Your search has to be refiltered. For secondaries, no problem. For Primaries the file filtering program I have yet to conceive. Ya gotta plug 3 holes and I may not be able to come up with a fitting program for such an animal. But im going to try.
I think new patch needs the block list and file filters. 

[GhostShip]

I can confirm that there is a tool that detects these data miners and while we haven't publicised its creation or operation it been doing its job for 2 years and allowing us to block such mining, it uses a method overlooked by many technical folks, for instance KM even when he was asking why IP's where on the blocklist as he was unable to detect them using "traditional" tools

I think this is a case of bounded thoughts leading the conversation here and still not meeting the target , wmw have always been happy to work with the best of the community programmers and the fact that we have been able to deliver time and again shows its not just hot air.

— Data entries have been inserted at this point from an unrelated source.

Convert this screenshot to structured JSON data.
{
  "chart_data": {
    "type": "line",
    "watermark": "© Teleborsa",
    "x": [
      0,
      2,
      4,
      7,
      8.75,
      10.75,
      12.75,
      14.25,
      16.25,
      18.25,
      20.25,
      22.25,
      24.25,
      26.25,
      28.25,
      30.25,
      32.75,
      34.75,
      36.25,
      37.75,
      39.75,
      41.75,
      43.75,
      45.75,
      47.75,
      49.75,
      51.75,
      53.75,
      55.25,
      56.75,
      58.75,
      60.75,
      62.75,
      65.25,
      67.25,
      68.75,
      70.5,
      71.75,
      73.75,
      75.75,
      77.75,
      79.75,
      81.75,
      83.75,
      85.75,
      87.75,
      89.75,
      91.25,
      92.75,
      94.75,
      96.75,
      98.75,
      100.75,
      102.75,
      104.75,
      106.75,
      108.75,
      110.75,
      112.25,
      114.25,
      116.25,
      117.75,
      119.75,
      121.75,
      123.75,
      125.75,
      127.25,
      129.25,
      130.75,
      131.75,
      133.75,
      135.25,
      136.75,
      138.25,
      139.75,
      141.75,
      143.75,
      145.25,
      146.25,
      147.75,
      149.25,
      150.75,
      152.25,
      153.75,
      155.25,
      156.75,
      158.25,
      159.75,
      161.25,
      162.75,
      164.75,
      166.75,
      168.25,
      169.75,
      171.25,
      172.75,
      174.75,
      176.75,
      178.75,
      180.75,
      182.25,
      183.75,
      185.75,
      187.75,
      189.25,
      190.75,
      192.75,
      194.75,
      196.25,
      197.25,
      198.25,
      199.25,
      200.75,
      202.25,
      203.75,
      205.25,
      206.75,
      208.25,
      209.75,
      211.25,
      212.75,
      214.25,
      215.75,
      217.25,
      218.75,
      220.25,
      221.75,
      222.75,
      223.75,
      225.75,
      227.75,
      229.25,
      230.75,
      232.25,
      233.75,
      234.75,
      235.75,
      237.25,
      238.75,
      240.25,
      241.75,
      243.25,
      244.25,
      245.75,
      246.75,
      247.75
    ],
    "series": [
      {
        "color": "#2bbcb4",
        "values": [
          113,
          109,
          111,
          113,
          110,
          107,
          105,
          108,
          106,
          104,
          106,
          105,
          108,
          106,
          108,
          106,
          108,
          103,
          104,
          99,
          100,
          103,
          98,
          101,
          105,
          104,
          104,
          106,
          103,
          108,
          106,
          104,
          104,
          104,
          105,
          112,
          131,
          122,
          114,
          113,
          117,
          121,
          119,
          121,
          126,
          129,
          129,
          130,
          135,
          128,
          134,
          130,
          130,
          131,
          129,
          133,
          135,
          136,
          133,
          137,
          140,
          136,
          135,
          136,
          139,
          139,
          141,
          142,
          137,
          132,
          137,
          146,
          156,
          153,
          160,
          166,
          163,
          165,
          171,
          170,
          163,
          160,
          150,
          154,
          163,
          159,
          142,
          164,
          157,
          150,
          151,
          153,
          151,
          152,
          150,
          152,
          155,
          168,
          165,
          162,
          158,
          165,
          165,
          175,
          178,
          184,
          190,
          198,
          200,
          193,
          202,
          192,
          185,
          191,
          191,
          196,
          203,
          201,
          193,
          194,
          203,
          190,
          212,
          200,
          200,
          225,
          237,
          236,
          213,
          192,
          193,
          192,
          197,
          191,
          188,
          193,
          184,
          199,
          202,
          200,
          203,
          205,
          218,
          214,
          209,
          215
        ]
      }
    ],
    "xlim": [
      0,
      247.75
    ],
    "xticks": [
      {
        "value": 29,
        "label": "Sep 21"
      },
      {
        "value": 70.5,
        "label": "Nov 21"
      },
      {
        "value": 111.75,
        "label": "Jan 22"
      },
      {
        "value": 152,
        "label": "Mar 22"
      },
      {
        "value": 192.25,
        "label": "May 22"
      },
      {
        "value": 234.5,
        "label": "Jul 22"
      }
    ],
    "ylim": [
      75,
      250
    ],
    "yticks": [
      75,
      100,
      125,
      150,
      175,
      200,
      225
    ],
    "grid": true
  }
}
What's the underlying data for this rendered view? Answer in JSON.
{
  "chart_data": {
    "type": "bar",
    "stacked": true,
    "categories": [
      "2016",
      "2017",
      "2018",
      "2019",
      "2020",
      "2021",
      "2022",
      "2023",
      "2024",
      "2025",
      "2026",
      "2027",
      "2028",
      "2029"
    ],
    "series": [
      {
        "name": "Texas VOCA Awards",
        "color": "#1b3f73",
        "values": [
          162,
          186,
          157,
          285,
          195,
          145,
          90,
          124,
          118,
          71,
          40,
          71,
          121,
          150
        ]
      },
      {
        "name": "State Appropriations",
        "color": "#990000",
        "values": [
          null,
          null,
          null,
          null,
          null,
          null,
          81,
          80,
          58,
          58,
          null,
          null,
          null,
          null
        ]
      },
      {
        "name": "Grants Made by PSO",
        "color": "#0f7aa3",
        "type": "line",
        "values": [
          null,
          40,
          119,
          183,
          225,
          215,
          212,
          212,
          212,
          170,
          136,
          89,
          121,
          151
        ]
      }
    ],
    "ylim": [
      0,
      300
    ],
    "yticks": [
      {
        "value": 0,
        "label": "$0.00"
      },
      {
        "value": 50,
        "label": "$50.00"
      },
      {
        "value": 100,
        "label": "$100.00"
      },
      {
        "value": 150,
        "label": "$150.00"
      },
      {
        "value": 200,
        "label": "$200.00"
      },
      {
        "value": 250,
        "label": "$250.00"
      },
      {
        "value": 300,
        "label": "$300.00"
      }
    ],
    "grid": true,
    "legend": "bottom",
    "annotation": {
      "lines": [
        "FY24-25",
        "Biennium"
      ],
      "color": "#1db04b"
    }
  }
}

Btw simply because you post via a proxy like the attackers do Patrick there is no excuse to be rude to me or anyone else here who disagrees with you, this is not a bit torrent support site, I had hoped that was clear enough at this stage, also I notice you bring nothing to the table like most critics, perhaps you can prove me wrong ?

If you are really interested in why I'm still here and not resting somewhere else enjoying the network we have collectively helped to save from death many times then simply ask most MX users who else was well known and thus in the best position to organise the communities response.
I was in reality asked by the wmw staff to help out during this emergency firstly to negotiate with KM as I know him well and then once his public deal breaking and cache attacks started to continue to work towards stabilising the community given the serious shortage of coding talent on hand, I will take my leave when its over so feel free to actually put something into the pot yourself if you feel serious about aiding me to retire and your able to do,  if not then can I respectfully ask you step out of my way as I'm not happy to stop progress on any front to waste time on mindless drama or those who propagate it.

Talk is cheap, and as I hope I have demonstrated manners cost nothing.